The Public Utility Commission announced an agreement Thursday with Pacific Gas & Electric (PG&E) to close California’s last nuclear power plant reactors at Diablo Canyon by 2025.
California pioneered America’s effort to switch to clean and cheap nuclear power generation by switching on the Sodium Reactor Experiment near Alameda on July 12, 1957. Over the next four decades, eight more plants were approved at Bodega Bay, Diablo Canyon, Humboldt Bay, Rancho Seco, San Onofre, Stanislaus, Sundesert, and Vallecitos.
From 1995 to 2011, nuclear power was rated as having the cheapest electrical production cost at 2.19 cents per kilowatt hour. That compared to per kilowatt hour production costs of 3.29 cents for coal; 4.51 cents for natural gas; ad 21.56 cents for oil.
But a 2011 earthquake in Japan caused a massive tsunami that eventually led to multiple-core meltdowns at Tokyo Electric Power’s Fukushima Daiichi nuclear power plant. Japan’s Ministry of Economy, Trade and Industry estimated that the disaster costs of decommissioning, clean up, power replacement and economic loss added up to $188 billion.
With a moratorium already issued on requests to site any additional nuclear power plants until a permanent solution was found for radioactive waste disposal, the CPUC forced the shut-down of San Onofre Nuclear Generating Station in North San Diego County after Southern California Edison Co. (SCE) operators caused a radiation leak by pushing the one of its two reactors beyond its rated pressure and temperature.
SCE considered repairing the plant, but the CPUC agreed to a wildly lucrative deal that allowed the company to charge its customers $3.3 billion of the supposedly $4.7 billion in costs for the premature closure. It is believed SCE gained the valuable right to sell cap-and-trade greenhouse gas allowances due to the plant closing.

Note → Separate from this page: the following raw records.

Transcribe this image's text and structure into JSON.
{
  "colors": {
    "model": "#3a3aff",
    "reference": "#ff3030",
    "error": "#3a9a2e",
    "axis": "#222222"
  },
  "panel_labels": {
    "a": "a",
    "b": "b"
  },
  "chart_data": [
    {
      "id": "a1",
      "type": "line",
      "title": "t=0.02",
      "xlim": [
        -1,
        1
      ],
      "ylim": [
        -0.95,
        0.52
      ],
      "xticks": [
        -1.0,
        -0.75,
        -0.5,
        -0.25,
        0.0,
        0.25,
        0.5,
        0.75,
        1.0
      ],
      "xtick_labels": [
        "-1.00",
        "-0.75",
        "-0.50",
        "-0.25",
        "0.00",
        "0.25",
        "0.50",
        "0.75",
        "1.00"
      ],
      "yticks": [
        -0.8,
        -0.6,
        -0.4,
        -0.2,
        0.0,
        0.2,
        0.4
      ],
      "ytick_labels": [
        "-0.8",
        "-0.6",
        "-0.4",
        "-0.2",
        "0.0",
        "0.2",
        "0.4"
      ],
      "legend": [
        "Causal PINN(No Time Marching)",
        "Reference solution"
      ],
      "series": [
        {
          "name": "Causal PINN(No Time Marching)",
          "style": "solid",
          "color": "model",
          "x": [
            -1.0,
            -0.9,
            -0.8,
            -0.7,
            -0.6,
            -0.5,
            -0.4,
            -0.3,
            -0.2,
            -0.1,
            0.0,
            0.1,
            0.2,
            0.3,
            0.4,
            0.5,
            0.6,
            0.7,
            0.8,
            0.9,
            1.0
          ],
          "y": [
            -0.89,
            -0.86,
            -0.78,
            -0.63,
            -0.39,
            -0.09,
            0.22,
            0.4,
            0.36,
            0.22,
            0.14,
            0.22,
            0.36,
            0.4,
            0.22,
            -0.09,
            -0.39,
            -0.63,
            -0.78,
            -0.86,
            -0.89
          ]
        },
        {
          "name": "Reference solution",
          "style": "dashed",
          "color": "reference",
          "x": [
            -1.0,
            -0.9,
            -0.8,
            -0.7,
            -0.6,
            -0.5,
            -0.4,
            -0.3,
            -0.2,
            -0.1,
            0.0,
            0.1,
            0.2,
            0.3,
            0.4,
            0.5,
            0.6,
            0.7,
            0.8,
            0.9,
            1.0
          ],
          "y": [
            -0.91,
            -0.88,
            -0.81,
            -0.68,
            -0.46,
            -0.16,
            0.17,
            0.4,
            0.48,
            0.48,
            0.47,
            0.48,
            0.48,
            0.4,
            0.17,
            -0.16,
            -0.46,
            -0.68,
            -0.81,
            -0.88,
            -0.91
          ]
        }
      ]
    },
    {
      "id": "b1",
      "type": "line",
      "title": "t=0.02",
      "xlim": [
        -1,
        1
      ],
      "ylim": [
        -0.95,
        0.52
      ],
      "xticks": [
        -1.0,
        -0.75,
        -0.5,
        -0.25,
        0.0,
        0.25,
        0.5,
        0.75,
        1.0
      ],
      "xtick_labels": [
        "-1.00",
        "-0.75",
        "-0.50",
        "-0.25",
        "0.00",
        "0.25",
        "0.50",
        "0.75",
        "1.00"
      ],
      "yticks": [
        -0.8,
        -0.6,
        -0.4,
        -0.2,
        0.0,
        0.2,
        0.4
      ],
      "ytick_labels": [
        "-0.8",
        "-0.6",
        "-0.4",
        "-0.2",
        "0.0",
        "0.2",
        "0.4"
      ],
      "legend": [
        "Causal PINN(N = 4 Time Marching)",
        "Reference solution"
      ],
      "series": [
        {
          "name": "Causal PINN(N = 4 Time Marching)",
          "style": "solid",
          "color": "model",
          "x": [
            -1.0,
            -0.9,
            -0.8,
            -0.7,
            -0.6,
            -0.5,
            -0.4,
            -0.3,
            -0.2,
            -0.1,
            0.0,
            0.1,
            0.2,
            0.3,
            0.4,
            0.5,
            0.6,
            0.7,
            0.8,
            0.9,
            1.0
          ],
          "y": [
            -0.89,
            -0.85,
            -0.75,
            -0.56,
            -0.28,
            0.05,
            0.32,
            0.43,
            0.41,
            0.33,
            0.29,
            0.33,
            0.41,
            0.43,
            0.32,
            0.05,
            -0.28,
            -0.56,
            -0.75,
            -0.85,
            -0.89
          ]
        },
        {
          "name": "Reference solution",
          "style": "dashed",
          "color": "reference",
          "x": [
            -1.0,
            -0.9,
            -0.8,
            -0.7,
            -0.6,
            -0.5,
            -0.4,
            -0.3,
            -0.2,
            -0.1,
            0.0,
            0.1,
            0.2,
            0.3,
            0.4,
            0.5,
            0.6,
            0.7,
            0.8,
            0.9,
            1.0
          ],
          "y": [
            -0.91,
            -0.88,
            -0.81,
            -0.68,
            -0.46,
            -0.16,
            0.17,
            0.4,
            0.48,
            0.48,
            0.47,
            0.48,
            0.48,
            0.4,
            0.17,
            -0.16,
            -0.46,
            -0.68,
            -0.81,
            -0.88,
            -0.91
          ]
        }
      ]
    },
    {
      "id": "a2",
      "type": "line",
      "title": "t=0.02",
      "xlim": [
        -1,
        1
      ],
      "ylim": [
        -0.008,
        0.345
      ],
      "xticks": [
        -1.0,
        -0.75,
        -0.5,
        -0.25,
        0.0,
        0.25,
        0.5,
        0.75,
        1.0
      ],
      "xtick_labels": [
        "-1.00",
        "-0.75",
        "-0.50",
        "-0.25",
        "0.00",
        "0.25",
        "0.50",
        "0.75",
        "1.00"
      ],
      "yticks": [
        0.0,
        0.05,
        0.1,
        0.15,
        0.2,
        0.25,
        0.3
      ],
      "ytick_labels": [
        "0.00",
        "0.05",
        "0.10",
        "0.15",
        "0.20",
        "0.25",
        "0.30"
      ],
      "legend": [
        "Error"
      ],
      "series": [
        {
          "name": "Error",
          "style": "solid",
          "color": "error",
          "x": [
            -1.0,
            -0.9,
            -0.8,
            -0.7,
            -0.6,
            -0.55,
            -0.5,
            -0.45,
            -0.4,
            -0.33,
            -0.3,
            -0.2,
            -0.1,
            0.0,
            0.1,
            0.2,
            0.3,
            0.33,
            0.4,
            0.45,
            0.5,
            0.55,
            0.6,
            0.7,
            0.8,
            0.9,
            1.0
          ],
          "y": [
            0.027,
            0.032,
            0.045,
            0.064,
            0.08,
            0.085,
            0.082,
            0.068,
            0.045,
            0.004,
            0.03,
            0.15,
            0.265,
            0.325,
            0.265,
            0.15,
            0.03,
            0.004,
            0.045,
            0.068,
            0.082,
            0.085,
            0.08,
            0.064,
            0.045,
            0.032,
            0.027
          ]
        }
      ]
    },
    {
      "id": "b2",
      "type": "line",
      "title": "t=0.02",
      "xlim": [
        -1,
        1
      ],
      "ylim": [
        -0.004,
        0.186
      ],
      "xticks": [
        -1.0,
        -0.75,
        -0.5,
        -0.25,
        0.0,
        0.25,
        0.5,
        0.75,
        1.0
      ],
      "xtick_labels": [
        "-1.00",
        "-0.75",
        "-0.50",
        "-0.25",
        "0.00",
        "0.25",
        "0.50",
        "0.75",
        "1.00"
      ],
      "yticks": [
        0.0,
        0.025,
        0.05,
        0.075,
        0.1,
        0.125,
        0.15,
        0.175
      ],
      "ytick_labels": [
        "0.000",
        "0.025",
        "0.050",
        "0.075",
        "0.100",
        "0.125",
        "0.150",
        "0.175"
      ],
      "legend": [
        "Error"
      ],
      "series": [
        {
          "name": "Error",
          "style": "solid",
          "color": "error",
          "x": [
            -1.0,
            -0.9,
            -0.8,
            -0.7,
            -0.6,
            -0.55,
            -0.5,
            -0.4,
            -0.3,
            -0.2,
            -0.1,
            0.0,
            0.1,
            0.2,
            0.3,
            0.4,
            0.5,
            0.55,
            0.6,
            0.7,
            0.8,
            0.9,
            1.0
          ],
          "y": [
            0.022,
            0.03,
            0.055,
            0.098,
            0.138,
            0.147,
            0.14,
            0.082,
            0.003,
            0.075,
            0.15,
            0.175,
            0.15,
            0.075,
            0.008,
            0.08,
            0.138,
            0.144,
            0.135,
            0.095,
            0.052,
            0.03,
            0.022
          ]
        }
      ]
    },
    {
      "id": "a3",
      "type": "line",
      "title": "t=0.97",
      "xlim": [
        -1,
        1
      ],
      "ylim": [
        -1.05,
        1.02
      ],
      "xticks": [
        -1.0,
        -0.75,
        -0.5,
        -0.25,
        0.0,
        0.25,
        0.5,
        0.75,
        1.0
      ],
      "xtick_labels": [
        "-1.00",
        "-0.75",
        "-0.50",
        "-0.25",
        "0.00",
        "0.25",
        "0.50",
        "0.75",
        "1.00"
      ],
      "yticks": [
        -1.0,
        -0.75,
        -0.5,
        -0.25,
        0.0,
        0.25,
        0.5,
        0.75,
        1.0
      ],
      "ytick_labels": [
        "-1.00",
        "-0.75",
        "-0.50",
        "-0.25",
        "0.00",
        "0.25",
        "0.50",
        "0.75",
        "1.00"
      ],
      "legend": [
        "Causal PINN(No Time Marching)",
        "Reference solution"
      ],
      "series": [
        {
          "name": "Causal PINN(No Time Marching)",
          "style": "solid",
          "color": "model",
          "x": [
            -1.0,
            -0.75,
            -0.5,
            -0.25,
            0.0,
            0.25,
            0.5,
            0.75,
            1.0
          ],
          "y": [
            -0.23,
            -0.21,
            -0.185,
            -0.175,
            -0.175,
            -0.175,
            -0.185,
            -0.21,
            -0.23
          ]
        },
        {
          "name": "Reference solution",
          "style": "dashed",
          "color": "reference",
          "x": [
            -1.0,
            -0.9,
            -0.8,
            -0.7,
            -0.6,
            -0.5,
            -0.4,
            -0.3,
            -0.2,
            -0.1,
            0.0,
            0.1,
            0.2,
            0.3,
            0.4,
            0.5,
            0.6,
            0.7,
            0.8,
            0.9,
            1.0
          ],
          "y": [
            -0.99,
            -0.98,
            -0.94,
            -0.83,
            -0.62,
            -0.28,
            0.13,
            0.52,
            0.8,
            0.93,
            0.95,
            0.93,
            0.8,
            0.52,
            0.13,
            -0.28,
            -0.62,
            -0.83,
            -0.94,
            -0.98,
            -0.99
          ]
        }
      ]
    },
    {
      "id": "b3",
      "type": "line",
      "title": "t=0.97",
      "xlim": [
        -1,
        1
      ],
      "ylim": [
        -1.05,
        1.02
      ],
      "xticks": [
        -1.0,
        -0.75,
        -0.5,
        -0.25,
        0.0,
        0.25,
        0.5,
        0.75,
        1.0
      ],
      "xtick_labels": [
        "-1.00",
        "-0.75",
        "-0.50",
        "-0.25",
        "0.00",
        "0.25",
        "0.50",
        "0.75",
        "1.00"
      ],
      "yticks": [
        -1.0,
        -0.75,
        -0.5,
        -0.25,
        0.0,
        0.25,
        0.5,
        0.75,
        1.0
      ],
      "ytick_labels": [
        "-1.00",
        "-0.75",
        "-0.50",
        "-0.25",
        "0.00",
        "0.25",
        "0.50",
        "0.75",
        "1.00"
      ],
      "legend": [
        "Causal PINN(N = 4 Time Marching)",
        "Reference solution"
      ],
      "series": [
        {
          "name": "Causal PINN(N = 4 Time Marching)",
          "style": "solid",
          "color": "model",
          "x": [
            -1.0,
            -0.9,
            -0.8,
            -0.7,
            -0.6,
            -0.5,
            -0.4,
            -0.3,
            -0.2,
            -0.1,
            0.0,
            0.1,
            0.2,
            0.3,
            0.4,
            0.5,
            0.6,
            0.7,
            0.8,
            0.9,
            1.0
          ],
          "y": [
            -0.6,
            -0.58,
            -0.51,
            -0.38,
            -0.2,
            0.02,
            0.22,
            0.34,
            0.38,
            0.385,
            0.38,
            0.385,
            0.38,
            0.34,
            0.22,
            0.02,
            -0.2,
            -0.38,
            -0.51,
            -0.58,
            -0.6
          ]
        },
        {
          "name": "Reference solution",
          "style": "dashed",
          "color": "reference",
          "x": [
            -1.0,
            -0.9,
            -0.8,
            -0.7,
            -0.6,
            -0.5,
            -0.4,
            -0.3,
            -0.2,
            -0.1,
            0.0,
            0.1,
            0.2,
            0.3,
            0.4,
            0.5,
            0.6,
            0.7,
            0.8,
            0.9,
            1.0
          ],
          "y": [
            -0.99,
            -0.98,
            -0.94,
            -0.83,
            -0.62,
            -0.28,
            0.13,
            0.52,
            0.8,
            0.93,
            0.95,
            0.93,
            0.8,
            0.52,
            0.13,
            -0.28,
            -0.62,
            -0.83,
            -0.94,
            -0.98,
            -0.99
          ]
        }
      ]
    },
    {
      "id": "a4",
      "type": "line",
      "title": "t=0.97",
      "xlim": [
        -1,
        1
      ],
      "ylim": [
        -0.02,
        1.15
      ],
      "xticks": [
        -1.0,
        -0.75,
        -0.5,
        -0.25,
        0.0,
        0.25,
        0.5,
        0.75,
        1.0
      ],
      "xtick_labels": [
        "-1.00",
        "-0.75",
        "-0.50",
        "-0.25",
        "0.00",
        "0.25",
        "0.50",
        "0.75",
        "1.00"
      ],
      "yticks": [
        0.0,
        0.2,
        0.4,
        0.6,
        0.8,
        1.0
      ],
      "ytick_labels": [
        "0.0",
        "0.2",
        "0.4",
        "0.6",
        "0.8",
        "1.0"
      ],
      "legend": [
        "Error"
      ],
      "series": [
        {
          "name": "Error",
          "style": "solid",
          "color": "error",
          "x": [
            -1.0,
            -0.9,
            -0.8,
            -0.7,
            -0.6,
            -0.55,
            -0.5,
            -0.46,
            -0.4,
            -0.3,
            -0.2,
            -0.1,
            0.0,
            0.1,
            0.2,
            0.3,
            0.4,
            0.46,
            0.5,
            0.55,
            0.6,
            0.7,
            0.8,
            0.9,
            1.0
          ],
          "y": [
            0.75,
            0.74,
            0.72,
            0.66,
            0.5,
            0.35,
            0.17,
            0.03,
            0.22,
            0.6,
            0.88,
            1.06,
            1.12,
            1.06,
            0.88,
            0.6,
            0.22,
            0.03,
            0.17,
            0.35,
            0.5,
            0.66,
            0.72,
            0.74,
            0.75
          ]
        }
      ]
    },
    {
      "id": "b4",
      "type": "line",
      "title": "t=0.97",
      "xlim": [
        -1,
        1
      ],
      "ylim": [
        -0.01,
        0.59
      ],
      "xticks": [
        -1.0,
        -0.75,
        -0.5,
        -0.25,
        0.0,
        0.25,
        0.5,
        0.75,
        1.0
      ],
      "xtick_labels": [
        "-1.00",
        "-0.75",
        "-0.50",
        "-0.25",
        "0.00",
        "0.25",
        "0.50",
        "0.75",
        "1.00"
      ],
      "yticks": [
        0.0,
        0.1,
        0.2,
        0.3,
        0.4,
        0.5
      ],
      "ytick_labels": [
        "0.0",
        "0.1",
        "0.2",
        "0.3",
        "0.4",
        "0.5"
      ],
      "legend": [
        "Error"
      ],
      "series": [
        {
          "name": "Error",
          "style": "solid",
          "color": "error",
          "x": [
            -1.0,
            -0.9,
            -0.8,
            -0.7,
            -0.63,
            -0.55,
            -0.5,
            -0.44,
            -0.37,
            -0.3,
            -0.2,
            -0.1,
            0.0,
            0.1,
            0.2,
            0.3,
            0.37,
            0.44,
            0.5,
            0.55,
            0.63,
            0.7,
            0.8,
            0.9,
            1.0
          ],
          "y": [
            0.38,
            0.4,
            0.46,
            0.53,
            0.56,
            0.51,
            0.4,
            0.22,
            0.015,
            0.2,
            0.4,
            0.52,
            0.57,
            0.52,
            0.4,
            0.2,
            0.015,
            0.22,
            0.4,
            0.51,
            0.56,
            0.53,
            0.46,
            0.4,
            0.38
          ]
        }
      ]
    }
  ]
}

Based on the economics of San Onofre closing, PG&E announced on June 20, 2016 that it had begun negotiations with the CPUC to close both Diablo Canyon Power Plant reactors located at San Louis Obispo County’s Avila Beach by 2025.
Under a Joint Proposal with the International Brotherhood of Electrical Workers, Coalition of California Utility Employees, Friends of the Earth, Natural Resources Defense Council, Environment California, and Alliance for Nuclear Responsibility, PG&E requested $1.3 billion from ratepayers to replace 2,200-megawatts of nuclear powered electricity with a “greenhouse-gas free portfolio” consisting of energy efficiency, renewable energy sources, and storage.
CPUC announced on Jan. 11 that they had approved the plant closure, but only authorized PG&E to charge ratepayers an extra $241.2 million in costs associated with the premature plant closing — including $211.3 million to pay workers through 2025, $11.3 million for worker retraining, and $18.6 million license expenses. It is unknown if PG&E will also be able to sell huge cap-and-trade greenhouse gas allowances.
The once energy-rich California has managed to go from having among the cheapest commercial electrical power costs in the nation during the 1960s, to the most expensive in the continental United States at 15.98 cents per kilowatt hour as of October. The shutdown of the extremely low-cost Diablo Canyon Power Plant reactors is expected to increase California’s commercial, industrial and residential electrical costs.